Seated on one of the still plastic-covered chairs in the auditorium of the danstheater, Harm discusses the project. ‘Initially, all we were going to do was ensure the theatre complied with regulations for health and safety at work. It was really necessary, because if you wanted to hang anything from the ceiling you first had to go up on an aerial platform and get up to all kinds of antics with what was often really heavy gear. It was time-consuming – and more importantly it was dangerous. It makes more sense to lower the bar (the truss as it’s called) that you want to hang things on. Then the motor pulls itself, truss and all, back up again. It’s got obvious advantages over the classic old system where the motor stays stuck to the ceiling. Now the installation height is smaller and it’s easier to get at it for maintenance. And costwise it’s a good solution.’

A total of nineteen trusses have been installed, fourteen of them are fourteen meters long and hang above the performance floor, and there are five twelve-metre trusses over the audience area. The light towers are also mobile now, the people making the piece can decide for themselves where they should be positioned. As Harm explains, ‘This space used to be primarily for dance, with a light grid above the stage and light towers to the sides. Now it’s been turned into a multifunctional place for performance, with more options and flexibility. And for the Scenography people, for example, it’s now much easier to hang things up. We’ve also modified the working light so you never end up having to work in your own shadow. And another improvement is that the audience and performance areas can be connected to separate power groups.”

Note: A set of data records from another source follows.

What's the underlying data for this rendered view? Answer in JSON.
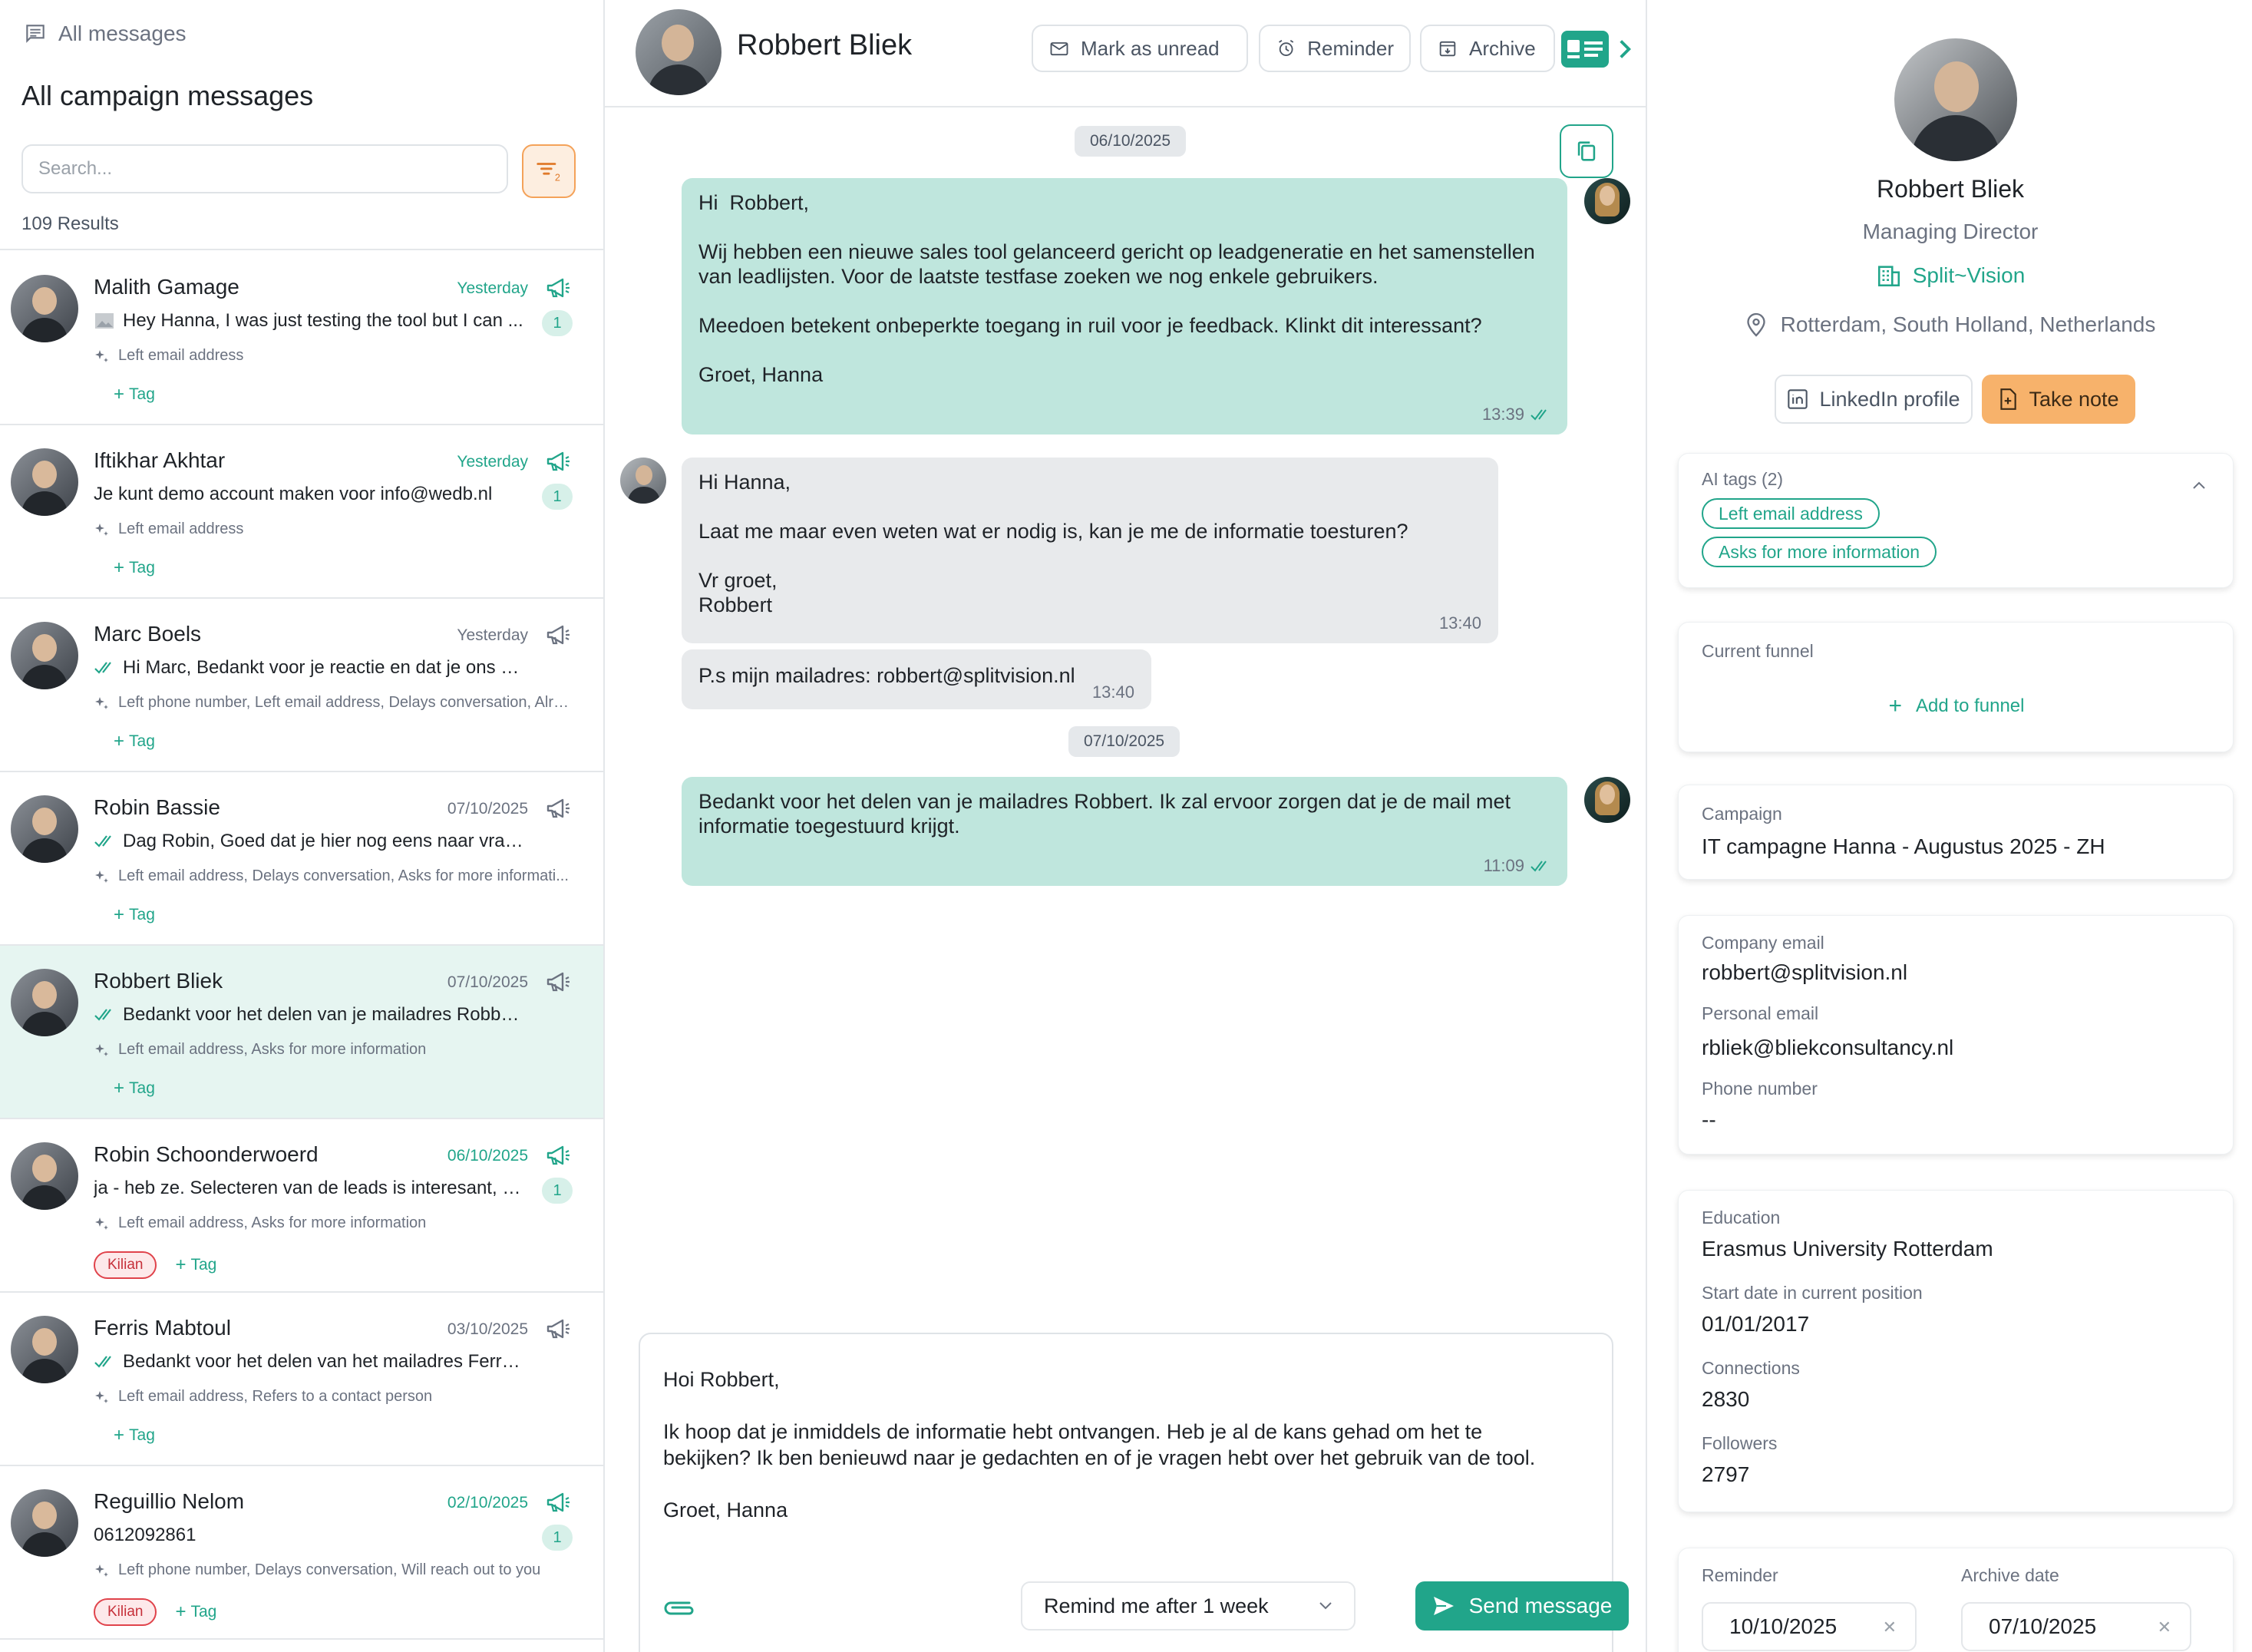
{
  "left": {
    "crumb": "All messages",
    "title": "All campaign messages",
    "search_placeholder": "Search...",
    "filter_count": "2",
    "results": "109  Results",
    "add_tag_label": "Tag",
    "items": [
      {
        "name": "Malith Gamage",
        "date": "Yesterday",
        "date_green": true,
        "preview": "Hey Hanna, I was just testing the tool but I can ...",
        "preview_icon": "image-icon",
        "badge": "1",
        "ai_tags": "Left email address",
        "tags": []
      },
      {
        "name": "Iftikhar Akhtar",
        "date": "Yesterday",
        "date_green": true,
        "preview": "Je kunt demo account maken voor info@wedb.nl",
        "preview_icon": "",
        "badge": "1",
        "ai_tags": "Left email address",
        "tags": []
      },
      {
        "name": "Marc Boels",
        "date": "Yesterday",
        "date_green": false,
        "preview": "Hi Marc, Bedankt voor je reactie en dat je ons op je lij...",
        "preview_icon": "double-check-icon",
        "badge": "",
        "ai_tags": "Left phone number, Left email address, Delays conversation, Alre...",
        "tags": []
      },
      {
        "name": "Robin Bassie",
        "date": "07/10/2025",
        "date_green": false,
        "preview": "Dag Robin, Goed dat je hier nog eens naar vraagt. Beg...",
        "preview_icon": "double-check-icon",
        "badge": "",
        "ai_tags": "Left email address, Delays conversation, Asks for more informati...",
        "tags": []
      },
      {
        "name": "Robbert Bliek",
        "date": "07/10/2025",
        "date_green": false,
        "preview": "Bedankt voor het delen van je mailadres Robbert. Ik z...",
        "preview_icon": "double-check-icon",
        "badge": "",
        "ai_tags": "Left email address, Asks for more information",
        "tags": [],
        "active": true
      },
      {
        "name": "Robin Schoonderwoerd",
        "date": "06/10/2025",
        "date_green": true,
        "preview": "ja - heb ze. Selecteren van de leads is interesant, m...",
        "preview_icon": "",
        "badge": "1",
        "ai_tags": "Left email address, Asks for more information",
        "tags": [
          "Kilian"
        ]
      },
      {
        "name": "Ferris Mabtoul",
        "date": "03/10/2025",
        "date_green": false,
        "preview": "Bedankt voor het delen van het mailadres Ferris. Ik he...",
        "preview_icon": "double-check-icon",
        "badge": "",
        "ai_tags": "Left email address, Refers to a contact person",
        "tags": []
      },
      {
        "name": "Reguillio Nelom",
        "date": "02/10/2025",
        "date_green": true,
        "preview": "0612092861",
        "preview_icon": "",
        "badge": "1",
        "ai_tags": "Left phone number, Delays conversation, Will reach out to you",
        "tags": [
          "Kilian"
        ]
      }
    ]
  },
  "header": {
    "name": "Robbert Bliek",
    "mark_unread": "Mark as unread",
    "reminder": "Reminder",
    "archive": "Archive"
  },
  "chat": {
    "date1": "06/10/2025",
    "date2": "07/10/2025",
    "msg1": "Hi  Robbert,\n\nWij hebben een nieuwe sales tool gelanceerd gericht op leadgeneratie en het samenstellen van leadlijsten. Voor de laatste testfase zoeken we nog enkele gebruikers.\n\nMeedoen betekent onbeperkte toegang in ruil voor je feedback. Klinkt dit interessant?\n\nGroet, Hanna",
    "msg1_time": "13:39",
    "msg2": "Hi Hanna,\n\nLaat me maar even weten wat er nodig is, kan je me de informatie toesturen?\n\nVr groet,\nRobbert",
    "msg2_time": "13:40",
    "msg3": "P.s mijn mailadres: robbert@splitvision.nl",
    "msg3_time": "13:40",
    "msg4": "Bedankt voor het delen van je mailadres Robbert. Ik zal ervoor zorgen dat je de mail met informatie toegestuurd krijgt.",
    "msg4_time": "11:09"
  },
  "composer": {
    "draft": "Hoi Robbert,\n\nIk hoop dat je inmiddels de informatie hebt ontvangen. Heb je al de kans gehad om het te bekijken? Ik ben benieuwd naar je gedachten en of je vragen hebt over het gebruik van de tool.\n\nGroet, Hanna",
    "remind": "Remind me after 1 week",
    "send": "Send message"
  },
  "profile": {
    "name": "Robbert Bliek",
    "role": "Managing Director",
    "company": "Split~Vision",
    "location": "Rotterdam, South Holland, Netherlands",
    "linkedin": "LinkedIn profile",
    "take_note": "Take note",
    "ai_tags_label": "AI tags  (2)",
    "ai_tags": [
      "Left email address",
      "Asks for more information"
    ],
    "funnel_label": "Current funnel",
    "add_funnel": "Add to funnel",
    "campaign_label": "Campaign",
    "campaign": "IT campagne Hanna - Augustus 2025 - ZH",
    "company_email_label": "Company email",
    "company_email": "robbert@splitvision.nl",
    "personal_email_label": "Personal email",
    "personal_email": "rbliek@bliekconsultancy.nl",
    "phone_label": "Phone number",
    "phone": "--",
    "education_label": "Education",
    "education": "Erasmus University Rotterdam",
    "start_label": "Start date in current position",
    "start": "01/01/2017",
    "connections_label": "Connections",
    "connections": "2830",
    "followers_label": "Followers",
    "followers": "2797",
    "reminder_label": "Reminder",
    "reminder_date": "10/10/2025",
    "archive_label": "Archive date",
    "archive_date": "07/10/2025"
  },
  "colors": {
    "accent": "#21a58a",
    "outgoing_bubble": "#bfe6dd",
    "incoming_bubble": "#e8eaec",
    "note_button": "#f7b26b",
    "tag_red": "#e0434b"
  }
}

Did he encounter many problems during the refurbishment? Harm: ‘It actually went really well. It was just a whole lot of work laying out the cables. As well as the cables for the motor, each motor unit contains cables for light and for data, so all together there were quite a lot of them. One minor glitch was that the little switches in the motor units that make sure the maximum weight isn’t exceeded reacted differently – to different weights, that is. But something like this is to be expected, because after all this is the first time the system’s been used on this scale.’

In September the Theatre Directing Programme will be putting the new setup through its paces for the first time, for a graduation performance. ‘We’ve taken something that started out as a health and safety issue,’ explains Harm, ‘and come up with our own ideas to improve it for everybody – the artists as well as the technicians.’